À l’origine de la panique
Le 2 février, les titres négociés sur les principales places boursières américaines perdaient entre 2% et 4% de leur valeur, ce qui constitue des baisses importantes. Trois jours plus tard, de nouvelles baisses de l’ordre de 4% ont été enregistrées et la panique s’est transportée en Asie, où certaines bourses ont aussi chuté. Cela faisait plus d’un an que les marchés financiers n’avaient pas connu de variations aussi importantes. Le fait que la majorité des transactions soient effectuées par des machines qui opèrent en l’espace de quelques millisecondes a contribué à amplifier les variations observées. Le calme est revenu vendredi dernier et les titres ont continué, ce lundi, à regagner le terrain perdu dans la dernière semaine.
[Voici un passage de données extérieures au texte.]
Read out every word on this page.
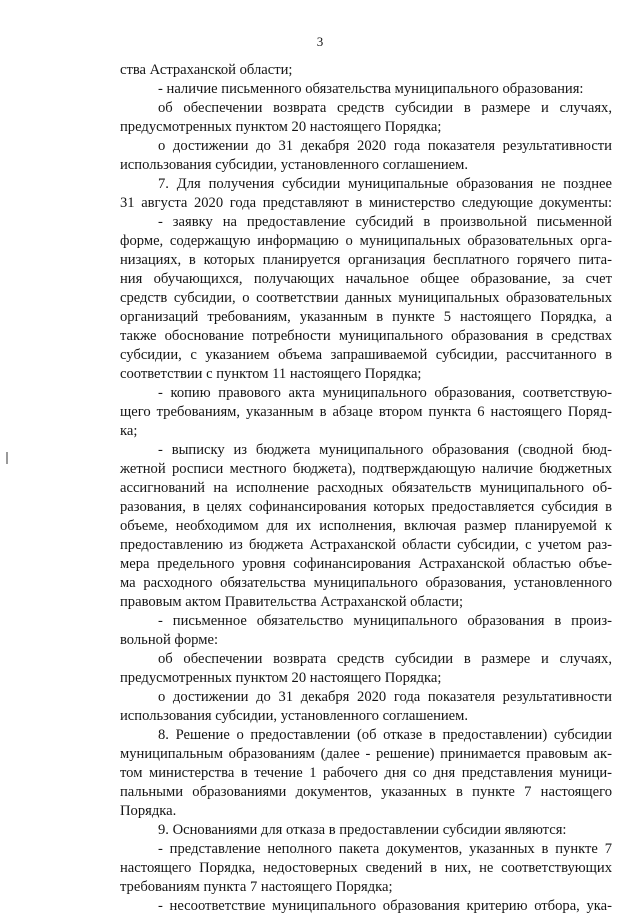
3
ства Астраханской области;
- наличие письменного обязательства муниципального образования:
об обеспечении возврата средств субсидии в размере и случаях,
предусмотренных пунктом 20 настоящего Порядка;
о достижении до 31 декабря 2020 года показателя результативности
использования субсидии, установленного соглашением.
7. Для получения субсидии муниципальные образования не позднее
31 августа 2020 года представляют в министерство следующие документы:
- заявку на предоставление субсидий в произвольной письменной
форме, содержащую информацию о муниципальных образовательных орга-
низациях, в которых планируется организация бесплатного горячего пита-
ния обучающихся, получающих начальное общее образование, за счет
средств субсидии, о соответствии данных муниципальных образовательных
организаций требованиям, указанным в пункте 5 настоящего Порядка, а
также обоснование потребности муниципального образования в средствах
субсидии, с указанием объема запрашиваемой субсидии, рассчитанного в
соответствии с пунктом 11 настоящего Порядка;
- копию правового акта муниципального образования, соответствую-
щего требованиям, указанным в абзаце втором пункта 6 настоящего Поряд-
ка;
- выписку из бюджета муниципального образования (сводной бюд-
жетной росписи местного бюджета), подтверждающую наличие бюджетных
ассигнований на исполнение расходных обязательств муниципального об-
разования, в целях софинансирования которых предоставляется субсидия в
объеме, необходимом для их исполнения, включая размер планируемой к
предоставлению из бюджета Астраханской области субсидии, с учетом раз-
мера предельного уровня софинансирования Астраханской областью объе-
ма расходного обязательства муниципального образования, установленного
правовым актом Правительства Астраханской области;
- письменное обязательство муниципального образования в произ-
вольной форме:
об обеспечении возврата средств субсидии в размере и случаях,
предусмотренных пунктом 20 настоящего Порядка;
о достижении до 31 декабря 2020 года показателя результативности
использования субсидии, установленного соглашением.
8. Решение о предоставлении (об отказе в предоставлении) субсидии
муниципальным образованиям (далее - решение) принимается правовым ак-
том министерства в течение 1 рабочего дня со дня представления муници-
пальными образованиями документов, указанных в пункте 7 настоящего
Порядка.
9. Основаниями для отказа в предоставлении субсидии являются:
- представление неполного пакета документов, указанных в пункте 7
настоящего Порядка, недостоверных сведений в них, не соответствующих
требованиям пункта 7 настоящего Порядка;
- несоответствие муниципального образования критерию отбора, ука-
À l’origine de ces perturbations : la publication des données mensuelles sur l’emploi, par le Département américain du Travail. Les données présentées le 2 février dernier montrent que la création d’emplois a été plus forte que prévu en janvier aux États-Unis et que le salaire horaire moyen a connu sa progression la plus forte depuis 2009. À cela s’ajoute le fait que le taux de chômage est à son plus bas niveau depuis 17 ans ! Ces données en apparence réjouissantes n’ont pourtant pas plu à Wall Street, puisque certains investisseurs ont vu d’un mauvais œil la perspective d’une hausse de la rémunération des employés.
Pourquoi ? Quand les salaires et le pouvoir d’achat des travailleurs et des travailleuses augmentent, cela a tendance à entraîner de l’inflation, c’est-à-dire la hausse des prix des objets et des services que l’on consomme. Or, si vous achetez des actions, vous voulez que leur valeur augmente plus rapidement que l’inflation, à défaut de quoi la valeur de vos placements va diminuer au lieu de croître.
Si vous investissez avec de l’argent emprunté, vous voulez aussi que le prix qu’il vous en coûte pour l’emprunter (le taux d’intérêt) soit plus bas que le revenu que vous tirez de vos placements (les dividendes). Or, la Réserve fédérale prévoit continuer d’augmenter les taux d’intérêt pendant encore deux ans précisément pour freiner l’inflation. Bref, la conjoncture économique pourrait devenir défavorable aux investisseurs.
L’économie va bien… pour certains
Les récents déboires de Wall Street constituent donc un incident « normal » sur les marchés financiers et ne signifient pas nécessairement que la crise finale approche. Ceci dit, si l’on souhaite évaluer la trajectoire actuelle de l’économie et les possibilités qu’elle frappe un mur, on ne peut se fier qu’à un seul événement et il est préférable d’adopter une perspective plus large pour comprendre les tendances à l’œuvre et leurs évolutions probables.
Le journaliste Doug Henwood publiait la semaine dernière une analyse intéressante de la situation. Il souligne que derrière les chiffres encourageants de l’emploi se cache une situation peu reluisante. Certes, depuis 2008, l’économie américaine croît, mais à un taux historiquement bas. Les profits des entreprises, plutôt que d’être réinvestis, sont redistribués sous la forme de dividendes, d’où la croissance des marchés financiers soulignée plus tôt. Les salaires ont très faiblement augmenté et les hausses récentes masquent le fait que ce sont seulement les plus hauts salariés qui ont vu leur rémunération croître. Contrairement à ce qui se passe chez nous, l’endettement des ménages n’a, cela dit, pas recommencé à augmenter.
En somme, l’économie américaine a surtout été favorable, depuis 2008, aux entreprises et aux plus riches. On pourrait donc dire, à l’inverse, que le contexte économique actuel est sombre, mais pour des raisons bien différentes de celles qui font paniquer Wall Street, dont les intérêts, on le comprend maintenant, sont bien loin de ceux des gens ordinaires.